Die Finanzierung ist bis Ende 2005 gesichert. Wir haben ganz gute Chancen, daß das Geld in die organisatorische Infrastruktur geht; sie ist absolut unverzichtbar. Was die Leitprojekte betrifft: Die sollten direkt über den Landeshaushalt finanziert werden oder z.B. über Lottomittel oder sie finanzieren sich aus eigenen Einnahmen ­ wie z.B. das Fahrradtaxi. Einige werden sich demnächst ohnehin von selbst erledigen ­ aus ganz unterschiedlichen Gründen. Andere kommen jetzt richtig ins Rollen. Die Chancen sind jedenfalls mit dem 28. September gestiegen. Jetzt gibt es für jedes Leitprojekt einen Ansprechpartner in der Verwaltung. Und die Senatsmitarbeiter, die der Sache offen gegenüberstehen, können sich auf einen Beschluß berufen, denn zumindest die Leitprojekte werden jetzt offiziell vom Senat unterstützt. Vielleicht kommen wir ja noch so weit wie in München oder Leipzig oder auch Treptow-Köpenick: Dort ist die gesamte LA21 beschlossen und politisch verbindlich. Aber dafür braucht man zuerst eine öffentliche Diskussion.

Aber die Medien zeigen kaum Interesse.

Die Themen der LA21 interessieren eben nur eine Minderheit.

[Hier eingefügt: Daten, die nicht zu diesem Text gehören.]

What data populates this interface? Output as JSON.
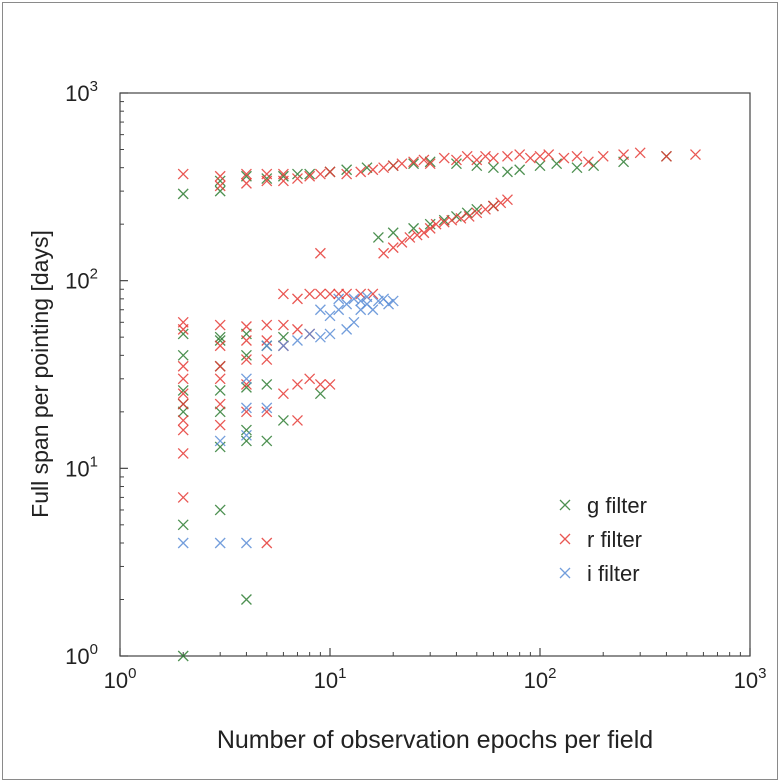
{
  "chart_data": {
    "type": "scatter",
    "xscale": "log",
    "yscale": "log",
    "xlim": [
      1,
      1000
    ],
    "ylim": [
      1,
      1000
    ],
    "xlabel": "Number of observation epochs per field",
    "ylabel": "Full span per pointing  [days]",
    "x_ticks": [
      {
        "value": 1,
        "base": "10",
        "exp": "0"
      },
      {
        "value": 10,
        "base": "10",
        "exp": "1"
      },
      {
        "value": 100,
        "base": "10",
        "exp": "2"
      },
      {
        "value": 1000,
        "base": "10",
        "exp": "3"
      }
    ],
    "y_ticks": [
      {
        "value": 1,
        "base": "10",
        "exp": "0"
      },
      {
        "value": 10,
        "base": "10",
        "exp": "1"
      },
      {
        "value": 100,
        "base": "10",
        "exp": "2"
      },
      {
        "value": 1000,
        "base": "10",
        "exp": "3"
      }
    ],
    "grid": false,
    "legend_position": "bottom-right",
    "marker": "x",
    "series": [
      {
        "name": "g filter",
        "color": "#2e7d32",
        "points": [
          [
            2,
            290
          ],
          [
            3,
            300
          ],
          [
            3,
            340
          ],
          [
            4,
            360
          ],
          [
            5,
            350
          ],
          [
            6,
            360
          ],
          [
            7,
            370
          ],
          [
            8,
            370
          ],
          [
            10,
            380
          ],
          [
            12,
            390
          ],
          [
            15,
            400
          ],
          [
            20,
            410
          ],
          [
            25,
            420
          ],
          [
            30,
            430
          ],
          [
            40,
            420
          ],
          [
            50,
            410
          ],
          [
            60,
            400
          ],
          [
            70,
            380
          ],
          [
            80,
            390
          ],
          [
            100,
            410
          ],
          [
            120,
            420
          ],
          [
            150,
            400
          ],
          [
            180,
            410
          ],
          [
            250,
            430
          ],
          [
            400,
            460
          ],
          [
            17,
            170
          ],
          [
            20,
            180
          ],
          [
            25,
            190
          ],
          [
            30,
            200
          ],
          [
            35,
            210
          ],
          [
            40,
            220
          ],
          [
            45,
            230
          ],
          [
            50,
            240
          ],
          [
            60,
            250
          ],
          [
            2,
            1
          ],
          [
            2,
            5
          ],
          [
            2,
            20
          ],
          [
            2,
            22
          ],
          [
            2,
            26
          ],
          [
            2,
            40
          ],
          [
            2,
            52
          ],
          [
            3,
            6
          ],
          [
            3,
            13
          ],
          [
            3,
            20
          ],
          [
            3,
            26
          ],
          [
            3,
            35
          ],
          [
            3,
            48
          ],
          [
            3,
            50
          ],
          [
            4,
            2
          ],
          [
            4,
            14
          ],
          [
            4,
            16
          ],
          [
            4,
            27
          ],
          [
            4,
            40
          ],
          [
            4,
            52
          ],
          [
            5,
            14
          ],
          [
            5,
            28
          ],
          [
            5,
            45
          ],
          [
            6,
            18
          ],
          [
            6,
            50
          ],
          [
            9,
            25
          ]
        ]
      },
      {
        "name": "r filter",
        "color": "#e53935",
        "points": [
          [
            2,
            370
          ],
          [
            3,
            320
          ],
          [
            3,
            360
          ],
          [
            4,
            330
          ],
          [
            4,
            370
          ],
          [
            5,
            340
          ],
          [
            5,
            370
          ],
          [
            6,
            340
          ],
          [
            6,
            370
          ],
          [
            7,
            350
          ],
          [
            8,
            360
          ],
          [
            9,
            370
          ],
          [
            10,
            380
          ],
          [
            12,
            370
          ],
          [
            14,
            380
          ],
          [
            16,
            390
          ],
          [
            18,
            400
          ],
          [
            20,
            410
          ],
          [
            22,
            420
          ],
          [
            25,
            430
          ],
          [
            28,
            440
          ],
          [
            30,
            420
          ],
          [
            35,
            450
          ],
          [
            40,
            440
          ],
          [
            45,
            460
          ],
          [
            50,
            440
          ],
          [
            55,
            460
          ],
          [
            60,
            450
          ],
          [
            70,
            460
          ],
          [
            80,
            470
          ],
          [
            90,
            450
          ],
          [
            100,
            460
          ],
          [
            110,
            470
          ],
          [
            130,
            450
          ],
          [
            150,
            460
          ],
          [
            170,
            430
          ],
          [
            200,
            460
          ],
          [
            250,
            470
          ],
          [
            300,
            480
          ],
          [
            400,
            460
          ],
          [
            550,
            470
          ],
          [
            18,
            140
          ],
          [
            20,
            150
          ],
          [
            22,
            160
          ],
          [
            24,
            170
          ],
          [
            26,
            175
          ],
          [
            28,
            180
          ],
          [
            30,
            190
          ],
          [
            32,
            200
          ],
          [
            35,
            205
          ],
          [
            38,
            210
          ],
          [
            42,
            215
          ],
          [
            46,
            220
          ],
          [
            50,
            230
          ],
          [
            55,
            240
          ],
          [
            60,
            250
          ],
          [
            65,
            260
          ],
          [
            70,
            270
          ],
          [
            9,
            140
          ],
          [
            2,
            7
          ],
          [
            2,
            12
          ],
          [
            2,
            16
          ],
          [
            2,
            18
          ],
          [
            2,
            22
          ],
          [
            2,
            25
          ],
          [
            2,
            30
          ],
          [
            2,
            35
          ],
          [
            2,
            55
          ],
          [
            2,
            60
          ],
          [
            3,
            17
          ],
          [
            3,
            22
          ],
          [
            3,
            30
          ],
          [
            3,
            35
          ],
          [
            3,
            45
          ],
          [
            3,
            58
          ],
          [
            4,
            20
          ],
          [
            4,
            28
          ],
          [
            4,
            38
          ],
          [
            4,
            48
          ],
          [
            4,
            57
          ],
          [
            5,
            4
          ],
          [
            5,
            20
          ],
          [
            5,
            38
          ],
          [
            5,
            48
          ],
          [
            5,
            58
          ],
          [
            6,
            25
          ],
          [
            6,
            45
          ],
          [
            6,
            58
          ],
          [
            6,
            85
          ],
          [
            7,
            18
          ],
          [
            7,
            28
          ],
          [
            7,
            55
          ],
          [
            7,
            80
          ],
          [
            8,
            30
          ],
          [
            8,
            52
          ],
          [
            8,
            85
          ],
          [
            9,
            28
          ],
          [
            9,
            85
          ],
          [
            10,
            28
          ],
          [
            10,
            85
          ],
          [
            11,
            85
          ],
          [
            12,
            85
          ],
          [
            14,
            85
          ],
          [
            16,
            85
          ]
        ]
      },
      {
        "name": "i filter",
        "color": "#5b8dd6",
        "points": [
          [
            2,
            4
          ],
          [
            3,
            4
          ],
          [
            3,
            14
          ],
          [
            4,
            4
          ],
          [
            4,
            15
          ],
          [
            4,
            21
          ],
          [
            4,
            30
          ],
          [
            5,
            21
          ],
          [
            5,
            45
          ],
          [
            6,
            45
          ],
          [
            7,
            48
          ],
          [
            8,
            52
          ],
          [
            9,
            50
          ],
          [
            9,
            70
          ],
          [
            10,
            52
          ],
          [
            10,
            65
          ],
          [
            11,
            70
          ],
          [
            11,
            80
          ],
          [
            12,
            55
          ],
          [
            12,
            75
          ],
          [
            13,
            60
          ],
          [
            13,
            80
          ],
          [
            14,
            70
          ],
          [
            14,
            78
          ],
          [
            15,
            75
          ],
          [
            15,
            82
          ],
          [
            16,
            70
          ],
          [
            17,
            78
          ],
          [
            18,
            80
          ],
          [
            19,
            75
          ],
          [
            20,
            78
          ]
        ]
      }
    ]
  }
}
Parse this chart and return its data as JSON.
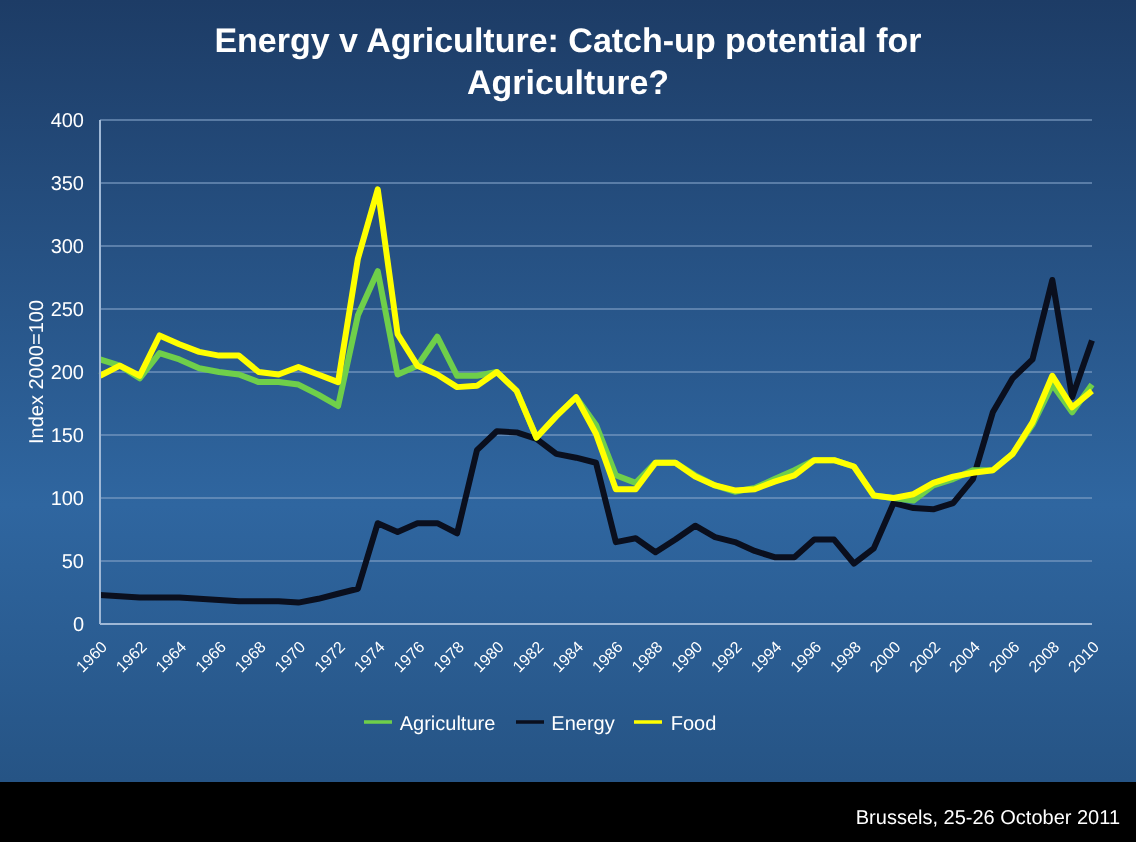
{
  "chart_data": {
    "type": "line",
    "title": "Energy v Agriculture: Catch-up potential  for Agriculture?",
    "ylabel": "Index 2000=100",
    "categories": [
      "1960",
      null,
      "1962",
      null,
      "1964",
      null,
      "1966",
      null,
      "1968",
      null,
      "1970",
      null,
      "1972",
      null,
      "1974",
      null,
      "1976",
      null,
      "1978",
      null,
      "1980",
      null,
      "1982",
      null,
      "1984",
      null,
      "1986",
      null,
      "1988",
      null,
      "1990",
      null,
      "1992",
      null,
      "1994",
      null,
      "1996",
      null,
      "1998",
      null,
      "2000",
      null,
      "2002",
      null,
      "2004",
      null,
      "2006",
      null,
      "2008",
      null,
      "2010"
    ],
    "series": [
      {
        "name": "Energy",
        "color": "#0a0f1e",
        "values": [
          23,
          22,
          21,
          21,
          21,
          20,
          19,
          18,
          18,
          18,
          17,
          20,
          24,
          28,
          80,
          73,
          80,
          80,
          72,
          138,
          153,
          152,
          147,
          135,
          132,
          128,
          65,
          68,
          57,
          67,
          78,
          69,
          65,
          58,
          53,
          53,
          67,
          67,
          48,
          60,
          96,
          92,
          91,
          96,
          115,
          168,
          195,
          210,
          273,
          180,
          225
        ]
      },
      {
        "name": "Agriculture",
        "color": "#6fcf4a",
        "values": [
          210,
          205,
          195,
          215,
          210,
          203,
          200,
          198,
          192,
          192,
          190,
          182,
          173,
          245,
          280,
          198,
          205,
          228,
          197,
          197,
          200,
          185,
          148,
          165,
          180,
          158,
          118,
          112,
          128,
          128,
          118,
          110,
          105,
          108,
          115,
          122,
          130,
          130,
          125,
          102,
          100,
          98,
          110,
          115,
          122,
          122,
          135,
          158,
          190,
          168,
          190
        ]
      },
      {
        "name": "Food",
        "color": "#ffff00",
        "values": [
          197,
          205,
          197,
          229,
          222,
          216,
          213,
          213,
          200,
          198,
          204,
          198,
          192,
          290,
          345,
          230,
          205,
          198,
          188,
          189,
          200,
          185,
          148,
          165,
          180,
          151,
          107,
          107,
          128,
          128,
          117,
          110,
          106,
          107,
          113,
          118,
          130,
          130,
          125,
          102,
          100,
          103,
          112,
          117,
          120,
          122,
          135,
          160,
          197,
          172,
          185
        ]
      }
    ],
    "ylim": [
      0,
      400
    ],
    "yticks": [
      0,
      50,
      100,
      150,
      200,
      250,
      300,
      350,
      400
    ],
    "grid": "y",
    "legend": "bottom",
    "marker": "none",
    "line_style": "solid",
    "annotations": [
      "Brussels, 25-26 October 2011"
    ]
  }
}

Irritiert es Sie nicht, daß solche Themen immer dann öffentliches Interesse wecken, wenn sie nicht ­ wie bei der LA21 ­ per Konsens, sondern konfrontativ behandelt werden?

Bei einem Treffen mit den Medien sagte man uns, daß man den Eindruck hat, als ob wir uns im Agenda-Prozeß immer oben die Hände reichen und unten auf die Füße treten. Das mögen die Medien nicht, die stehen auf deutliche Konfrontation. Aber es geht nicht anders. Die Kompromißsuche ist ein Lernprozeß, für alle Seiten.

Sie sind nie in Versuchung, auch mal die Faust zu recken?

Das kann man woanders machen ­ z.B. bei bundespolitischen Streitpunkten wie der Atomenergie. Bei der LA21 geht es um konsensfähige Themen.